Friday, September 23, 2011

Adding a Transciption in YouTube

A while back I wrote about adding Captions in YouTube. It's a pretty straight forward process, though you have to put in start and stop times for each piece of text, which can be quite a lot of additional work.

The other day, someone suggested that adding a transcription to a video served much the same purpose as doing captions, for a lot less work, so I thought I'd give it a try.

I typed up a simple transcription of the video I made of the Big 'Ole Lens Test Party. I put in no timing information, but I did put in the names of the people who spoke in parenthesis in front of each piece of dialog, because I thought that would make it more understandable to any reader. The file looked something like this:
[Chris Loughran] Ben and I were having dinner at the Border Cafe in Cambridge, and started talking about lenses, and Ben doesn’t really think there’s a big difference between a hundred dollar lens and a 20,000 lens, so we're here today to prove him wrong.


[Ben Eckstein] I'm not sure that that's exactly what I said, but ah, yeah, my thesis statement going into this is that we will see very marginal image quality differences.
Uploading the transcription is simple;
  1. Go to your list of videos in YouTube
  2. Click the Edit info button
  3. Click the Captions and Subtitles link at the top of the screen
  4. Click the Add New Captions or Transcript button
At the next screen, choose Transcript file, click the Choose File button, and choose the transcription file using the open file dialog. Then click the Upload file button.

At this point, Youtube will say that it is processing the file, and this can take several minutes. I didn't time it, but I think it was processing for about ten minutes for this 11 minute video.

When it was finished, I was surprised to discover that YouTube had taken the transcription and attempted to match it to the video as though it were a caption file.

It wasn't perfect by any means.

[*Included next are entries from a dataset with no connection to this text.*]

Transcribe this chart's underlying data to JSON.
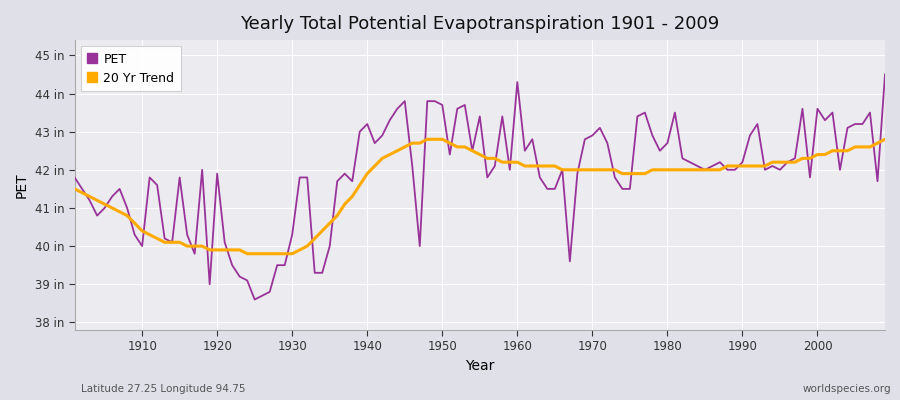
{
  "title": "Yearly Total Potential Evapotranspiration 1901 - 2009",
  "xlabel": "Year",
  "ylabel": "PET",
  "subtitle_left": "Latitude 27.25 Longitude 94.75",
  "subtitle_right": "worldspecies.org",
  "pet_color": "#993399",
  "trend_color": "#ffaa00",
  "fig_bg_color": "#e0e0e8",
  "plot_bg_color": "#ebebf0",
  "ylim": [
    37.8,
    45.4
  ],
  "xlim": [
    1901,
    2009
  ],
  "yticks": [
    38,
    39,
    40,
    41,
    42,
    43,
    44,
    45
  ],
  "ytick_labels": [
    "38 in",
    "39 in",
    "40 in",
    "41 in",
    "42 in",
    "43 in",
    "44 in",
    "45 in"
  ],
  "xticks": [
    1910,
    1920,
    1930,
    1940,
    1950,
    1960,
    1970,
    1980,
    1990,
    2000
  ],
  "years": [
    1901,
    1902,
    1903,
    1904,
    1905,
    1906,
    1907,
    1908,
    1909,
    1910,
    1911,
    1912,
    1913,
    1914,
    1915,
    1916,
    1917,
    1918,
    1919,
    1920,
    1921,
    1922,
    1923,
    1924,
    1925,
    1926,
    1927,
    1928,
    1929,
    1930,
    1931,
    1932,
    1933,
    1934,
    1935,
    1936,
    1937,
    1938,
    1939,
    1940,
    1941,
    1942,
    1943,
    1944,
    1945,
    1946,
    1947,
    1948,
    1949,
    1950,
    1951,
    1952,
    1953,
    1954,
    1955,
    1956,
    1957,
    1958,
    1959,
    1960,
    1961,
    1962,
    1963,
    1964,
    1965,
    1966,
    1967,
    1968,
    1969,
    1970,
    1971,
    1972,
    1973,
    1974,
    1975,
    1976,
    1977,
    1978,
    1979,
    1980,
    1981,
    1982,
    1983,
    1984,
    1985,
    1986,
    1987,
    1988,
    1989,
    1990,
    1991,
    1992,
    1993,
    1994,
    1995,
    1996,
    1997,
    1998,
    1999,
    2000,
    2001,
    2002,
    2003,
    2004,
    2005,
    2006,
    2007,
    2008,
    2009
  ],
  "pet_values": [
    41.8,
    41.5,
    41.2,
    40.8,
    41.0,
    41.3,
    41.5,
    41.0,
    40.3,
    40.0,
    41.8,
    41.6,
    40.2,
    40.1,
    41.8,
    40.3,
    39.8,
    42.0,
    39.0,
    41.9,
    40.1,
    39.5,
    39.2,
    39.1,
    38.6,
    38.7,
    38.8,
    39.5,
    39.5,
    40.3,
    41.8,
    41.8,
    39.3,
    39.3,
    40.0,
    41.7,
    41.9,
    41.7,
    43.0,
    43.2,
    42.7,
    42.9,
    43.3,
    43.6,
    43.8,
    42.1,
    40.0,
    43.8,
    43.8,
    43.7,
    42.4,
    43.6,
    43.7,
    42.5,
    43.4,
    41.8,
    42.1,
    43.4,
    42.0,
    44.3,
    42.5,
    42.8,
    41.8,
    41.5,
    41.5,
    42.0,
    39.6,
    41.9,
    42.8,
    42.9,
    43.1,
    42.7,
    41.8,
    41.5,
    41.5,
    43.4,
    43.5,
    42.9,
    42.5,
    42.7,
    43.5,
    42.3,
    42.2,
    42.1,
    42.0,
    42.1,
    42.2,
    42.0,
    42.0,
    42.2,
    42.9,
    43.2,
    42.0,
    42.1,
    42.0,
    42.2,
    42.3,
    43.6,
    41.8,
    43.6,
    43.3,
    43.5,
    42.0,
    43.1,
    43.2,
    43.2,
    43.5,
    41.7,
    44.5
  ],
  "trend_values": [
    41.5,
    41.4,
    41.3,
    41.2,
    41.1,
    41.0,
    40.9,
    40.8,
    40.6,
    40.4,
    40.3,
    40.2,
    40.1,
    40.1,
    40.1,
    40.0,
    40.0,
    40.0,
    39.9,
    39.9,
    39.9,
    39.9,
    39.9,
    39.8,
    39.8,
    39.8,
    39.8,
    39.8,
    39.8,
    39.8,
    39.9,
    40.0,
    40.2,
    40.4,
    40.6,
    40.8,
    41.1,
    41.3,
    41.6,
    41.9,
    42.1,
    42.3,
    42.4,
    42.5,
    42.6,
    42.7,
    42.7,
    42.8,
    42.8,
    42.8,
    42.7,
    42.6,
    42.6,
    42.5,
    42.4,
    42.3,
    42.3,
    42.2,
    42.2,
    42.2,
    42.1,
    42.1,
    42.1,
    42.1,
    42.1,
    42.0,
    42.0,
    42.0,
    42.0,
    42.0,
    42.0,
    42.0,
    42.0,
    41.9,
    41.9,
    41.9,
    41.9,
    42.0,
    42.0,
    42.0,
    42.0,
    42.0,
    42.0,
    42.0,
    42.0,
    42.0,
    42.0,
    42.1,
    42.1,
    42.1,
    42.1,
    42.1,
    42.1,
    42.2,
    42.2,
    42.2,
    42.2,
    42.3,
    42.3,
    42.4,
    42.4,
    42.5,
    42.5,
    42.5,
    42.6,
    42.6,
    42.6,
    42.7,
    42.8
  ]
}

I'd created my transcription file in Microsoft Word, and it contained ellipses […] and special apostrophe characters [ ’ instead of ' ]. These came up as garbage characters - YouTube only likes plain text - so I replaced all the special characters in the original file, deleted the transcription, and uploaded a second time.

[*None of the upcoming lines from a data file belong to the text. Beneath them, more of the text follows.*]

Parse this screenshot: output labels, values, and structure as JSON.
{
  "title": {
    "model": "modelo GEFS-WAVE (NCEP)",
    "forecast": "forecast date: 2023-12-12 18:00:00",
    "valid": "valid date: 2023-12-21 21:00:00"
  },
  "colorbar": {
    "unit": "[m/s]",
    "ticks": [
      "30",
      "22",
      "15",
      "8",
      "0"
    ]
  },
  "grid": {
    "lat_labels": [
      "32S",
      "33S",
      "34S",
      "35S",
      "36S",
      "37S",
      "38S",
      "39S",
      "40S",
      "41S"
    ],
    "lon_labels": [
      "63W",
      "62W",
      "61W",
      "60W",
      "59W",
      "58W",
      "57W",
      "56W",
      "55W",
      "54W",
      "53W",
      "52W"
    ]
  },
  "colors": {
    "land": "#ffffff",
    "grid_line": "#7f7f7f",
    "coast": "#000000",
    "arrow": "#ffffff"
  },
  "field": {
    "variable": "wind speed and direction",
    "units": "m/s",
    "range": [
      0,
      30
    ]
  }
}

All things considered, YouTube does a pretty good job of distributing the transcription text to the video. And it's not just breaking it up evenly along the length of the movie; clearly it's doing some sort of audio analysis, as it got about 75% of the text almost perfectly matched up. There were, however, three or four sections where it got seriously messed up displaying section of text at the wrong time. Also, the beginning of the clip has music for several seconds and the very first line of text is displayed long before someone starts speaking!

If you want to fix the timing, you can download the transcription from YouTube as an SBV file. You'll find that the transcription now has timecode added. So you can use this as a step in the process of creating a good captions file.
[Chris Loughran] Ben and I were having dinner
at the Border Cafe in Cambridge, and started

talking about lenses, and Ben doesn't really
think there's a big difference between a

hundred dollar lens and a 20,000 lens, so
we're here today to prove him wrong.


If I had the enthusiasm - and the energy - I might edit the timecode and upload the file again, but editing the timecode would still be a lot of additional work, particularly as from this point on, you're doing it all manually.

Even so, I'm really impressed by what YouTube has done, but it only makes me want more. It's a pity that YouTube hasn't provided some kind of online editor that lets you play the video and adjust the timing of the captions as you move through the video and caption file. Perhaps they will have something like that in the future.

Note: if you don't see captions, click the CC button in the control bar.

NotesOnVideo: Adding Captions in YouTube
YouTube Help: Adding and Editing captions / subtitles
WebDev-il: SBV file format for Youtube Subtitles and Captions


Arlen said...

InqScribe is worth a try if you make a lot of transcriptions

Michael Murie said...

That looks really interesting; even if it is $100. I'm going to have to try it out; could be useful for transcribing meeting recording too...